The controversial Quality Assurance Scheme for Advocates (QASA) has been formally consigned to the history books for barristers - though oversight regulator the Legal Services Board (LSB) has pledged to keep a watchful eye on advocacy standards.
In a notice published at the end of last week the LSB said it had ‘approved in full’ an application by the Bar Standards Board (BSB) to remove QASA rules from the BSB handbook. However, noting the BSB’s admission that regulatory intervention was still required to address poor advocacy, the LSB warned that it would hold the regulator to account to ensure that it provides a ’robust and proportionate’ response to quality risks in advocacy.
QASA was originally proposed as a joint venture of the BSB, Solicitors Regulation Authority and CILEX Professional Standards. Under the scheme, which originated from Lord Carter’s review of legal aid procurement in 2006, criminal advocates would have been obliged to apply for accreditation. The idea was to tackle concerns raised by judges about the quality of advocacy, but the scheme was hugely unpopular and faced strong criticism.

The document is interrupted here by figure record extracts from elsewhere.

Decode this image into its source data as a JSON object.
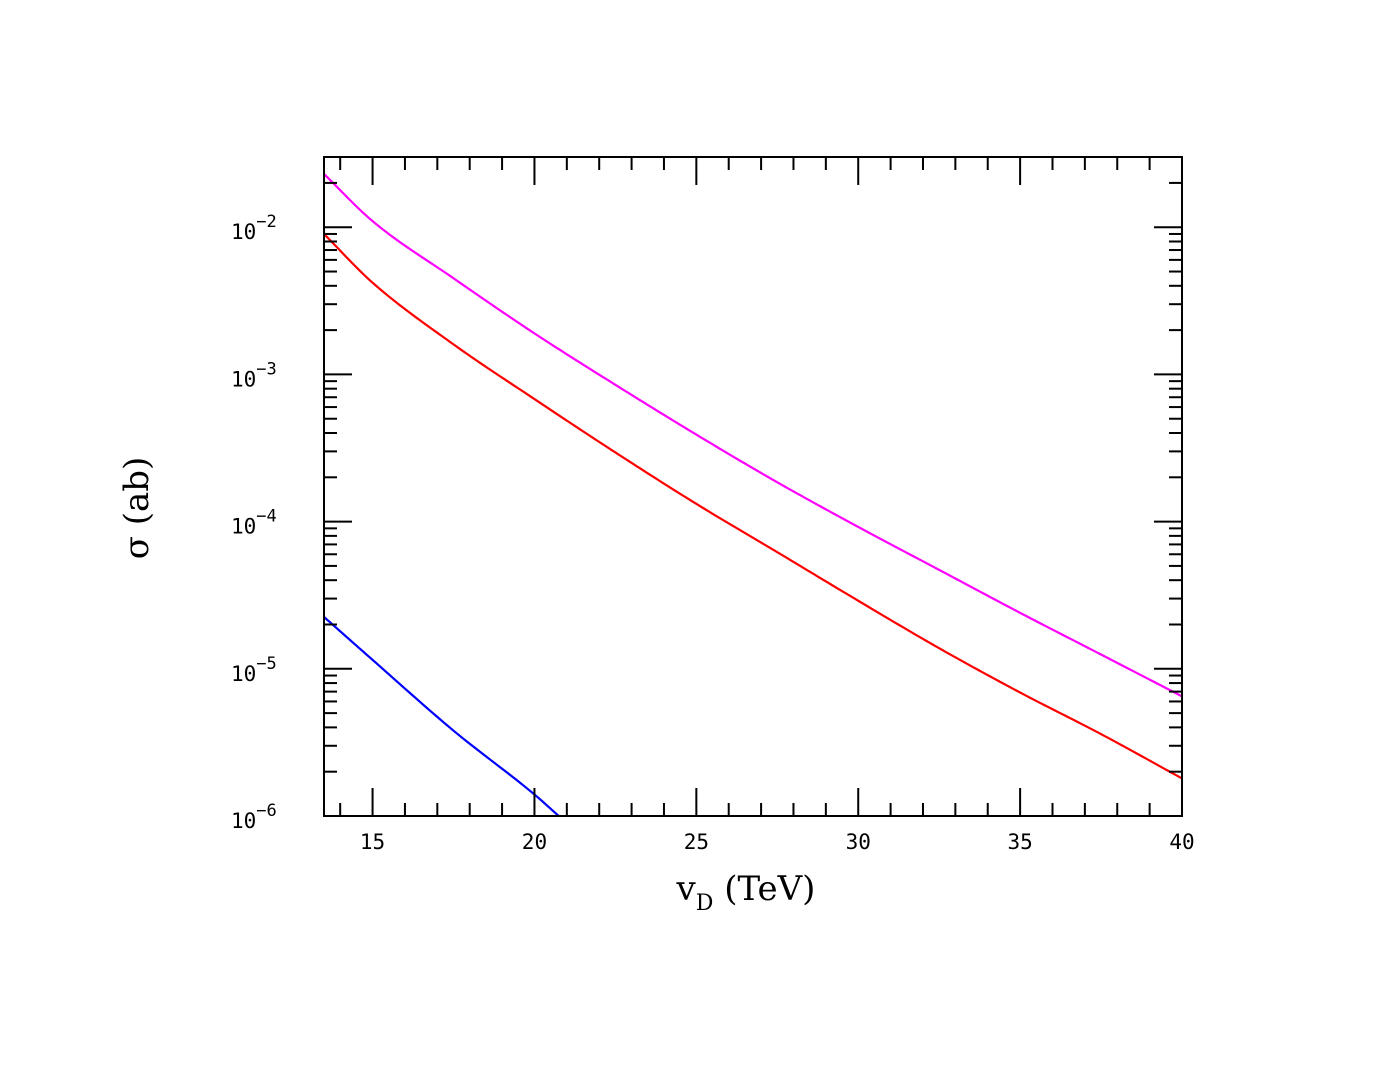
{
  "chart_data": {
    "type": "line",
    "xlabel": {
      "main": "v",
      "sub": "D",
      "rest": " (TeV)"
    },
    "ylabel": "σ (ab)",
    "xlim": [
      13.5,
      40
    ],
    "ylim": [
      1e-06,
      0.03
    ],
    "yscale": "log",
    "grid": false,
    "x_ticks": [
      15,
      20,
      25,
      30,
      35,
      40
    ],
    "y_ticks": [
      {
        "base": "10",
        "exp": "−2",
        "value": 0.01
      },
      {
        "base": "10",
        "exp": "−3",
        "value": 0.001
      },
      {
        "base": "10",
        "exp": "−4",
        "value": 0.0001
      },
      {
        "base": "10",
        "exp": "−5",
        "value": 1e-05
      },
      {
        "base": "10",
        "exp": "−6",
        "value": 1e-06
      }
    ],
    "series": [
      {
        "color": "#ff00ff",
        "x": [
          13.5,
          15,
          17.5,
          20,
          22.5,
          25,
          27.5,
          30,
          32.5,
          35,
          37.5,
          40
        ],
        "y": [
          0.023,
          0.011,
          0.0045,
          0.0019,
          0.00085,
          0.00039,
          0.000185,
          9.2e-05,
          4.7e-05,
          2.4e-05,
          1.25e-05,
          6.5e-06
        ]
      },
      {
        "color": "#ff0000",
        "x": [
          13.5,
          15,
          17.5,
          20,
          22.5,
          25,
          27.5,
          30,
          32.5,
          35,
          37.5,
          40
        ],
        "y": [
          0.009,
          0.0042,
          0.0016,
          0.00068,
          0.000295,
          0.000132,
          6.2e-05,
          2.9e-05,
          1.38e-05,
          6.9e-06,
          3.6e-06,
          1.8e-06
        ]
      },
      {
        "color": "#0000ff",
        "x": [
          13.5,
          15,
          17.5,
          20,
          20.75
        ],
        "y": [
          2.25e-05,
          1.15e-05,
          3.8e-06,
          1.4e-06,
          1e-06
        ]
      }
    ]
  }
}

A challenge to the approval of the scheme was dismissed by the Supreme Court in 2015.
The BSB said in November last year that it no longer intended to proceed with the scheme and would instead a different approach. It would ‘instead look to put in place a strategy that is more consistent with its risk- and evidence-based approach to regulation’.
The BSB noted however that there is ‘little to suggest’ that criminal advocacy standards have changed – citing joint research by the SRA and BSB into judges’ perceptions of advocacy standards.
The SRA and CILEX have yet to officially outline their future plans regarding QASA.